La veloce mistura di jazz-rap e boom-bap di “Stress” (feat. Giggs) ruota intorno alla ripetizione del titolo mentre “Angelic” sfrutta le sue doti di fascinoso rapper dal flow rilassato. L’aspetto più cartoonesco ritorna almeno in parte in “Foreign” ma l’ironia non è comunque sufficiente per bilanciare un’autocelebrazione come “I Did That”. Quando in “Documents” arriva Nas purtroppo sembra che gli anni sulle spalle di Slick Rick, e una vita sicuramente devastata dai problemi con la legge, abbiano colpito duro. Incomprensibile la scelta di tentare la via della techno in “Come On Let’s Go” e “Cuz I’m Here”, per un totale di appena quattro minuti.

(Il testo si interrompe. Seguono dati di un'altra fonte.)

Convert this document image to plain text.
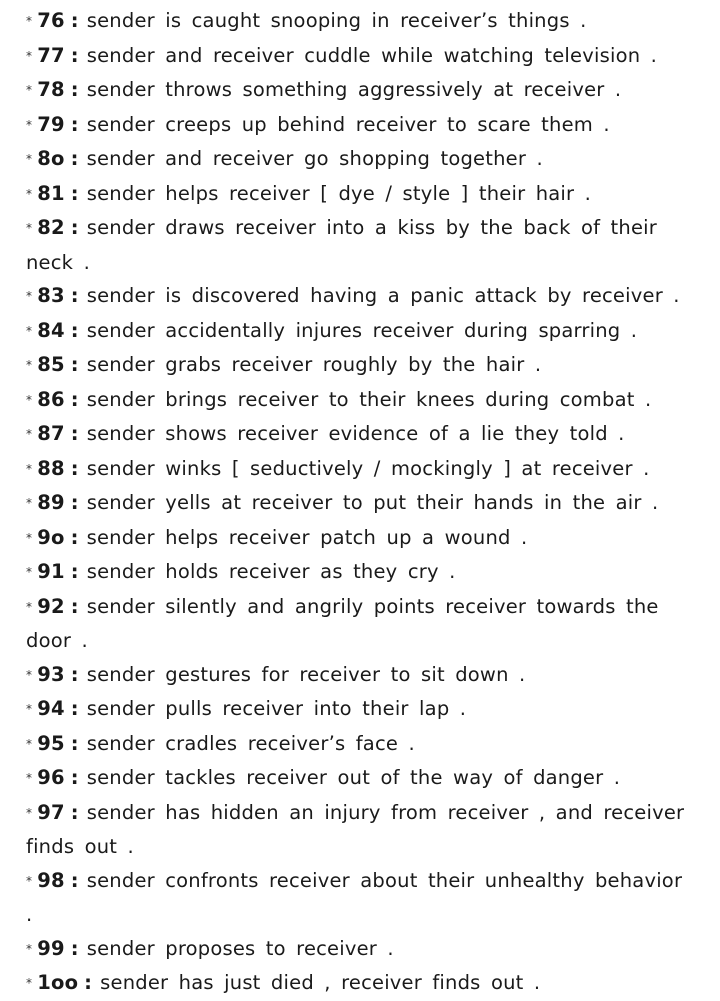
* 76 : sender is caught snooping in receiver’s things .
* 77 : sender and receiver cuddle while watching television .
* 78 : sender throws something aggressively at receiver .
* 79 : sender creeps up behind receiver to scare them .
* 8o : sender and receiver go shopping together .
* 81 : sender helps receiver [ dye / style ] their hair .
* 82 : sender draws receiver into a kiss by the back of their neck .
* 83 : sender is discovered having a panic attack by receiver .
* 84 : sender accidentally injures receiver during sparring .
* 85 : sender grabs receiver roughly by the hair .
* 86 : sender brings receiver to their knees during combat .
* 87 : sender shows receiver evidence of a lie they told .
* 88 : sender winks [ seductively / mockingly ] at receiver .
* 89 : sender yells at receiver to put their hands in the air .
* 9o : sender helps receiver patch up a wound .
* 91 : sender holds receiver as they cry .
* 92 : sender silently and angrily points receiver towards the door .
* 93 : sender gestures for receiver to sit down .
* 94 : sender pulls receiver into their lap .
* 95 : sender cradles receiver’s face .
* 96 : sender tackles receiver out of the way of danger .
* 97 : sender has hidden an injury from receiver , and receiver finds out .
* 98 : sender confronts receiver about their unhealthy behavior .
* 99 : sender proposes to receiver .
* 1oo : sender has just died , receiver finds out .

Il brano più aggressivo è probabilmente il conclusivo “Another Great Adventure”, su un basso distorto, ma anche questo si conclude dopo appena 93 secondi.

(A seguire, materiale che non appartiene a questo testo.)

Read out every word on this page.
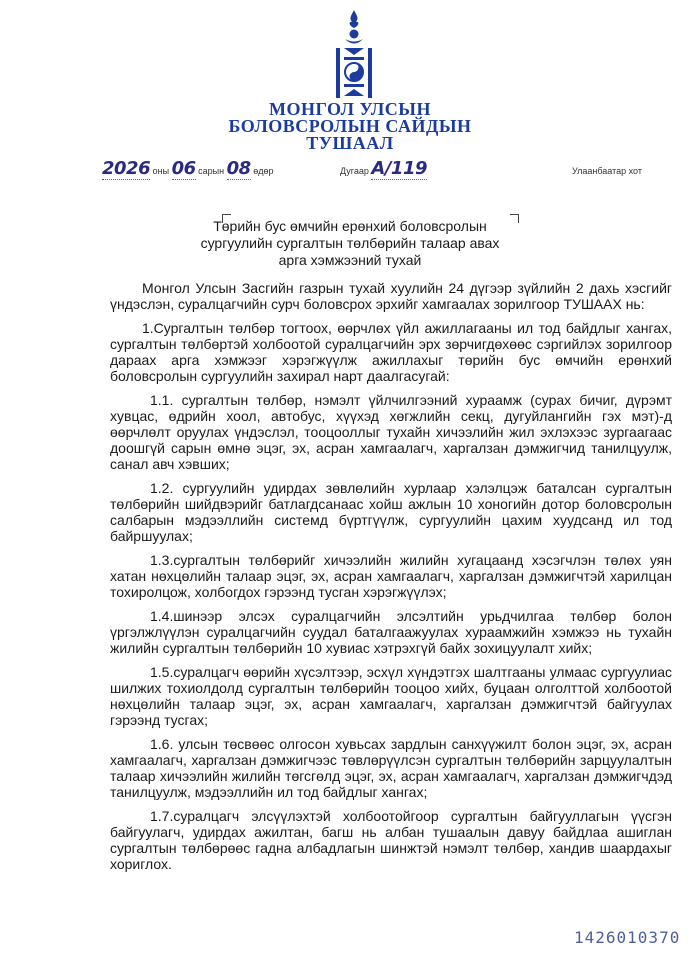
МОНГОЛ УЛСЫН
БОЛОВСРОЛЫН САЙДЫН
ТУШААЛ
2026 оны 06 сарын 08 өдөр	Дугаар А/119	Улаанбаатар хот
Төрийн бус өмчийн ерөнхий боловсролын
сургуулийн сургалтын төлбөрийн талаар авах
арга хэмжээний тухай

Монгол Улсын Засгийн газрын тухай хуулийн 24 дүгээр зүйлийн 2 дахь хэсгийг үндэслэн, суралцагчийн сурч боловсрох эрхийг хамгаалах зорилгоор ТУШААХ нь:

1.Сургалтын төлбөр тогтоох, өөрчлөх үйл ажиллагааны ил тод байдлыг хангах, сургалтын төлбөртэй холбоотой суралцагчийн эрх зөрчигдөхөөс сэргийлэх зорилгоор дараах арга хэмжээг хэрэгжүүлж ажиллахыг төрийн бус өмчийн ерөнхий боловсролын сургуулийн захирал нарт даалгасугай:

1.1. сургалтын төлбөр, нэмэлт үйлчилгээний хураамж (сурах бичиг, дүрэмт хувцас, өдрийн хоол, автобус, хүүхэд хөгжлийн секц, дугуйлангийн гэх мэт)-д өөрчлөлт оруулах үндэслэл, тооцооллыг тухайн хичээлийн жил эхлэхээс зургаагаас доошгүй сарын өмнө эцэг, эх, асран хамгаалагч, харгалзан дэмжигчид танилцуулж, санал авч хэвших;

1.2. сургуулийн удирдах зөвлөлийн хурлаар хэлэлцэж баталсан сургалтын төлбөрийн шийдвэрийг батлагдсанаас хойш ажлын 10 хоногийн дотор боловсролын салбарын мэдээллийн системд бүртгүүлж, сургуулийн цахим хуудсанд ил тод байршуулах;

1.3.сургалтын төлбөрийг хичээлийн жилийн хугацаанд хэсэгчлэн төлөх уян хатан нөхцөлийн талаар эцэг, эх, асран хамгаалагч, харгалзан дэмжигчтэй харилцан тохиролцож, холбогдох гэрээнд тусган хэрэгжүүлэх;

1.4.шинээр элсэх суралцагчийн элсэлтийн урьдчилгаа төлбөр болон үргэлжлүүлэн суралцагчийн суудал баталгаажуулах хураамжийн хэмжээ нь тухайн жилийн сургалтын төлбөрийн 10 хувиас хэтрэхгүй байх зохицуулалт хийх;

1.5.суралцагч өөрийн хүсэлтээр, эсхүл хүндэтгэх шалтгааны улмаас сургуулиас шилжих тохиолдолд сургалтын төлбөрийн тооцоо хийх, буцаан олголттой холбоотой нөхцөлийн талаар эцэг, эх, асран хамгаалагч, харгалзан дэмжигчтэй байгуулах гэрээнд тусгах;

1.6. улсын төсвөөс олгосон хувьсах зардлын санхүүжилт болон эцэг, эх, асран хамгаалагч, харгалзан дэмжигчээс төвлөрүүлсэн сургалтын төлбөрийн зарцуулалтын талаар хичээлийн жилийн төгсгөлд эцэг, эх, асран хамгаалагч, харгалзан дэмжигчдэд танилцуулж, мэдээллийн ил тод байдлыг хангах;

1.7.суралцагч элсүүлэхтэй холбоотойгоор сургалтын байгууллагын үүсгэн байгуулагч, удирдах ажилтан, багш нь албан тушаалын давуу байдлаа ашиглан сургалтын төлбөрөөс гадна албадлагын шинжтэй нэмэлт төлбөр, хандив шаардахыг хориглох.

1426010370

Al 2025, quindi, Slick Rick rimane rilevante soprattutto per quanto ha fatto nella all’inizio della sua carriera. I primi singoli e l’album d’esordio sono fondamentali per l’hip-hop tra gli anni Ottanta e Novanta. Il resto del suo percorso è stato devastato dai problemi legali, che hanno reso discontinui gli album successivi, comunque impreziositi da altri brani notevoli. L’ennesimo ritorno sulla scena sembra, a chi vi scrive, sostanzialmente un pretesto per far parlare nuovamente di sé e riscuotere i tributi dei cultori del genere che difficilmente possono negare l’influenza enorme che ha avuto nell’evoluzione dello storytelling nella cultura hip-hop.